The Philippines could register its slowest population growth this year, but even that cannot guarantee that the country can start reaping the demographic dividend anytime soon.
Based on the latest estimate from Population and Development (Popcom), only 324,000 Filipinos, a 0.3 percent increase in the country’s population, are expected this year. This means that it is the slowest population growth in the Philippines in 75 years.
The Executive Director of the Popcom Commission and the Under Secretary for Population and Development (POPDEV), Juan A. Perez III, told BusinessMirror that if this “natural increase in population” will help achieve the necessary replacement rate to reap the demographic dividend, that may not be enough.
“A total fertility rate closer to 2 instead of 2.5 will be crucial to achieve the demographic dividend. Certainly, the decline in the natural increase in population will be a precursor of a decline in fertility, ”said Perez.
“It is important to maintain this beyond the current public health emergency so that we are convinced that low fertility is within our reach. The numbers are important and necessary, but the dividend comes from improved wages, employment for young people and women as well as greater financial literacy, ”he explained.
Achieving the demographic dividend requires achieving the replacement rate in terms of fertility; a large number of young workers; and an economy capable of providing decent jobs. The demographic dividend ensures high and sustainable economic growth for a country.
“I think we see 2025 not as a deadline, but as a year to restore the benchmarks for the next 15 years in terms of demographic development. If fertility drops sooner, the government needs to accelerate complementary policies, ”Perez said.
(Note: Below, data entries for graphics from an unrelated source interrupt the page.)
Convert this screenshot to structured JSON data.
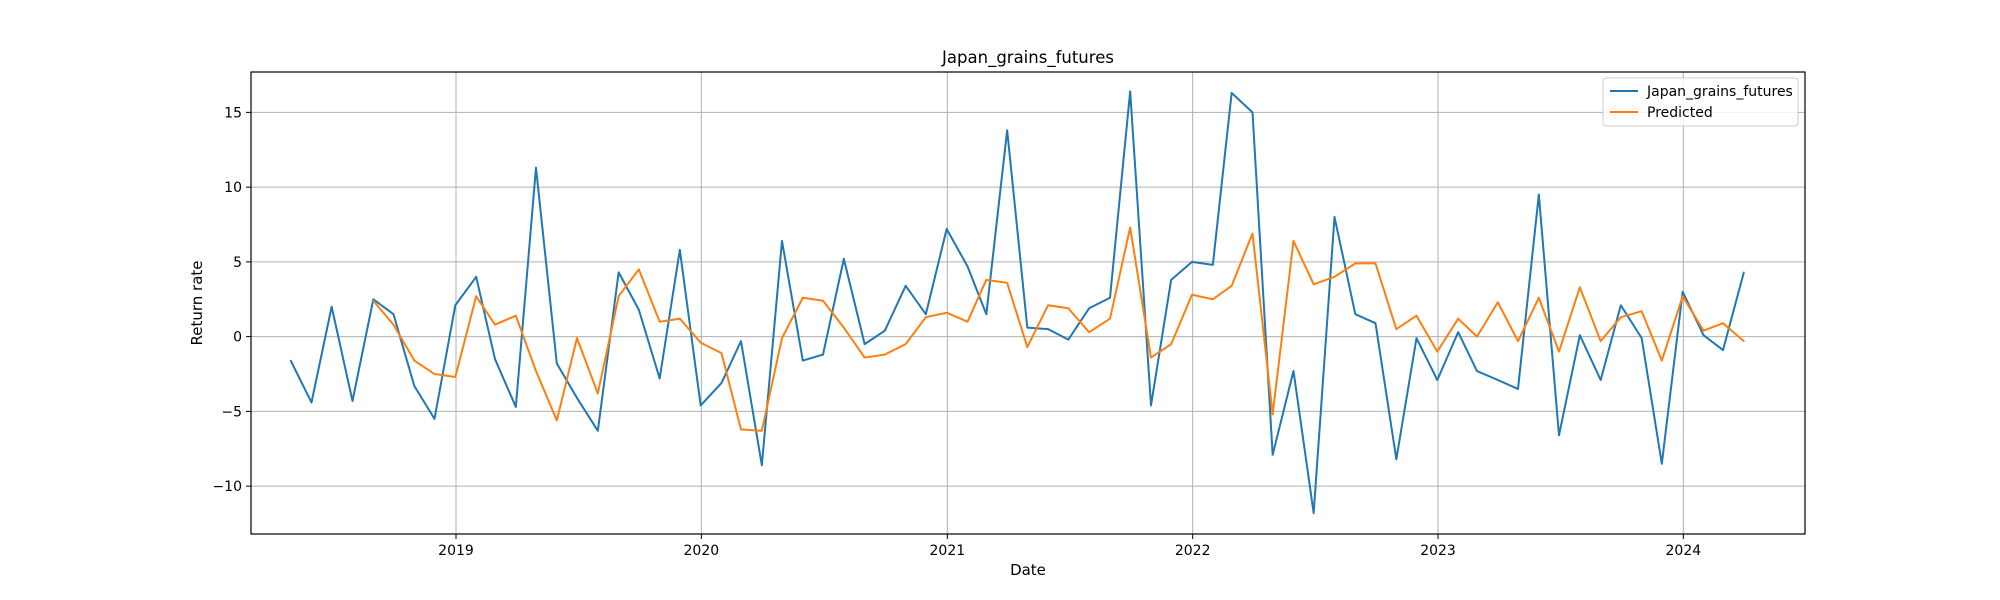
{
  "chart_data": {
    "type": "line",
    "title": "Japan_grains_futures",
    "xlabel": "Date",
    "ylabel": "Return rate",
    "xlim": [
      "2018-03-02",
      "2024-06-30"
    ],
    "ylim": [
      -13.2,
      17.7
    ],
    "x_ticks": [
      "2019-01-01",
      "2020-01-01",
      "2021-01-01",
      "2022-01-01",
      "2023-01-01",
      "2024-01-01"
    ],
    "x_tick_labels": [
      "2019",
      "2020",
      "2021",
      "2022",
      "2023",
      "2024"
    ],
    "y_ticks": [
      -10,
      -5,
      0,
      5,
      10,
      15
    ],
    "y_tick_labels": [
      "−10",
      "−5",
      "0",
      "5",
      "10",
      "15"
    ],
    "grid": true,
    "legend_position": "top-right",
    "series": [
      {
        "name": "Japan_grains_futures",
        "color": "#1f77b4",
        "x": [
          "2018-04-30",
          "2018-05-31",
          "2018-06-30",
          "2018-07-31",
          "2018-08-31",
          "2018-09-30",
          "2018-10-31",
          "2018-11-30",
          "2018-12-31",
          "2019-01-31",
          "2019-02-28",
          "2019-03-31",
          "2019-04-30",
          "2019-05-31",
          "2019-06-30",
          "2019-07-31",
          "2019-08-31",
          "2019-09-30",
          "2019-10-31",
          "2019-11-30",
          "2019-12-31",
          "2020-01-31",
          "2020-02-29",
          "2020-03-31",
          "2020-04-30",
          "2020-05-31",
          "2020-06-30",
          "2020-07-31",
          "2020-08-31",
          "2020-09-30",
          "2020-10-31",
          "2020-11-30",
          "2020-12-31",
          "2021-01-31",
          "2021-02-28",
          "2021-03-31",
          "2021-04-30",
          "2021-05-31",
          "2021-06-30",
          "2021-07-31",
          "2021-08-31",
          "2021-09-30",
          "2021-10-31",
          "2021-11-30",
          "2021-12-31",
          "2022-01-31",
          "2022-02-28",
          "2022-03-31",
          "2022-04-30",
          "2022-05-31",
          "2022-06-30",
          "2022-07-31",
          "2022-08-31",
          "2022-09-30",
          "2022-10-31",
          "2022-11-30",
          "2022-12-31",
          "2023-01-31",
          "2023-02-28",
          "2023-03-31",
          "2023-04-30",
          "2023-05-31",
          "2023-06-30",
          "2023-07-31",
          "2023-08-31",
          "2023-09-30",
          "2023-10-31",
          "2023-11-30",
          "2023-12-31",
          "2024-01-31",
          "2024-02-29",
          "2024-03-31"
        ],
        "values": [
          -1.6,
          -4.4,
          2.0,
          -4.3,
          2.5,
          1.5,
          -3.3,
          -5.5,
          2.1,
          4.0,
          -1.5,
          -4.7,
          11.3,
          -1.8,
          -4.1,
          -6.3,
          4.3,
          1.8,
          -2.8,
          5.8,
          -4.6,
          -3.1,
          -0.3,
          -8.6,
          6.4,
          -1.6,
          -1.2,
          5.2,
          -0.5,
          0.4,
          3.4,
          1.5,
          7.2,
          4.7,
          1.5,
          13.8,
          0.6,
          0.5,
          -0.2,
          1.9,
          2.6,
          16.4,
          -4.6,
          3.8,
          5.0,
          4.8,
          16.3,
          15.0,
          -7.9,
          -2.3,
          -11.8,
          8.0,
          1.5,
          0.9,
          -8.2,
          -0.1,
          -2.9,
          0.3,
          -2.3,
          -2.9,
          -3.5,
          9.5,
          -6.6,
          0.1,
          -2.9,
          2.1,
          -0.1,
          -8.5,
          3.0,
          0.1,
          -0.9,
          4.3
        ]
      },
      {
        "name": "Predicted",
        "color": "#ff7f0e",
        "x": [
          "2018-08-31",
          "2018-09-30",
          "2018-10-31",
          "2018-11-30",
          "2018-12-31",
          "2019-01-31",
          "2019-02-28",
          "2019-03-31",
          "2019-04-30",
          "2019-05-31",
          "2019-06-30",
          "2019-07-31",
          "2019-08-31",
          "2019-09-30",
          "2019-10-31",
          "2019-11-30",
          "2019-12-31",
          "2020-01-31",
          "2020-02-29",
          "2020-03-31",
          "2020-04-30",
          "2020-05-31",
          "2020-06-30",
          "2020-07-31",
          "2020-08-31",
          "2020-09-30",
          "2020-10-31",
          "2020-11-30",
          "2020-12-31",
          "2021-01-31",
          "2021-02-28",
          "2021-03-31",
          "2021-04-30",
          "2021-05-31",
          "2021-06-30",
          "2021-07-31",
          "2021-08-31",
          "2021-09-30",
          "2021-10-31",
          "2021-11-30",
          "2021-12-31",
          "2022-01-31",
          "2022-02-28",
          "2022-03-31",
          "2022-04-30",
          "2022-05-31",
          "2022-06-30",
          "2022-07-31",
          "2022-08-31",
          "2022-09-30",
          "2022-10-31",
          "2022-11-30",
          "2022-12-31",
          "2023-01-31",
          "2023-02-28",
          "2023-03-31",
          "2023-04-30",
          "2023-05-31",
          "2023-06-30",
          "2023-07-31",
          "2023-08-31",
          "2023-09-30",
          "2023-10-31",
          "2023-11-30",
          "2023-12-31",
          "2024-01-31",
          "2024-02-29",
          "2024-03-31"
        ],
        "values": [
          2.4,
          0.8,
          -1.6,
          -2.5,
          -2.7,
          2.7,
          0.8,
          1.4,
          -2.3,
          -5.6,
          -0.1,
          -3.8,
          2.7,
          4.5,
          1.0,
          1.2,
          -0.4,
          -1.1,
          -6.2,
          -6.3,
          -0.1,
          2.6,
          2.4,
          0.6,
          -1.4,
          -1.2,
          -0.5,
          1.3,
          1.6,
          1.0,
          3.8,
          3.6,
          -0.7,
          2.1,
          1.9,
          0.3,
          1.2,
          7.3,
          -1.4,
          -0.5,
          2.8,
          2.5,
          3.4,
          6.9,
          -5.2,
          6.4,
          3.5,
          4.0,
          4.9,
          4.9,
          0.5,
          1.4,
          -1.0,
          1.2,
          0.0,
          2.3,
          -0.3,
          2.6,
          -1.0,
          3.3,
          -0.3,
          1.3,
          1.7,
          -1.6,
          2.7,
          0.4,
          0.9,
          -0.3
        ]
      }
    ]
  }
}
“It would be ideal to establish these emerging policies in the next administration’s next Philippine development plan as the inevitability of declining fertility and a stable population takes shape,” he added. .
Based on Popcom’s latest estimates, the country’s total population will reach 109.991 million. This is 2 million less than previous projections based on a population growth rate (PGR) of 1.63%.
He made the calculations based on the preliminary vital statistics reports from the Philippine Statistics Authority (PSA) for the period January 2020 to August 2021.
Popcom said this annual “natural increase” is the smallest since the period between 1946 and 1947, when the population increased by 254,000.
He also noted that the natural increase in population in 2020 was 914,797 in reference to PSA’s vital statistics, which placed the population at the end of 2020 at 109.667 million. The natural increase in population that year was 0.79 percent.
“Natural population increase, or natural population change, refers to the projection based on the number of births minus deaths during a given period,” Popcom said in a statement.
Although this was the smallest natural increase in population since World War II, Perez said it would not lead to a rapid decline in the population where the future workforce would no longer be able. to meet the needs of the elderly or the younger generations.
Perez said that sustaining an increase of 324,000 per year for two years would still lead to over 600,000 Filipinos. However, he said it was crucial to secure the future of these young Filipinos and the soon-to-be-born Pinoys.
He said that while there are more consumers than effective workers, creating a pool of potential effective workers for the next 15 years, there is still a large variation in the support ratio (RS).
RS refers to the average number of people an employee supports, including himself. Perez said earlier that there is a “significant positive correlation” between a region’s minimum wage and its SR, and that as the minimum wage increases, the SR also increases, and vice versa.
An SR less than 0.5, as in the Bangsamoro region at 0.26, has more than 2 people subsidized by a worker, which takes away from a family more resources for savings and investments.
A higher SR, as in the RCN of 0.62, implies that there are more paid workers, which creates a more viable environment for economic growth.
“The pandemic and social behavior during the pandemic and after the pandemic are difficult to predict, which is why we are now using the natural increase rather than five-year average projections which are far from reality,” Perez told the BusinessMirror.
“We should start putting in place policies that lead to a quality and efficient workforce that we hope to integrate into the next cycle of socio-economic planning,” he added.
Perez also pointed out that the past two years of low population growth provide opportunities to achieve a more stable population that can support socio-economic development at the national and household level if integrated population and development interventions are supported. .
This demographic situation, he warned, must be weighed against the effect of the pandemic which has caused rather unusual fertility behaviors, such as delay in family formation, couple unions and letting go. increase in contraceptive use, which should be studied further.
Nonetheless, Perez noted that the low population growth of 2020-2021 is enabling the country and households to recover from the Covid-19 epidemic, given the increased capacities of national and local governments to provide quality services to Filipinos. .
The Popcom chief also said the agency’s projected population for 2021 does not yet cover international migration during the year, and civil status data as reported by PSA is also subject to a sub -declaration and late declaration. Popcom, he assured, will update this projection as soon as the data becomes available.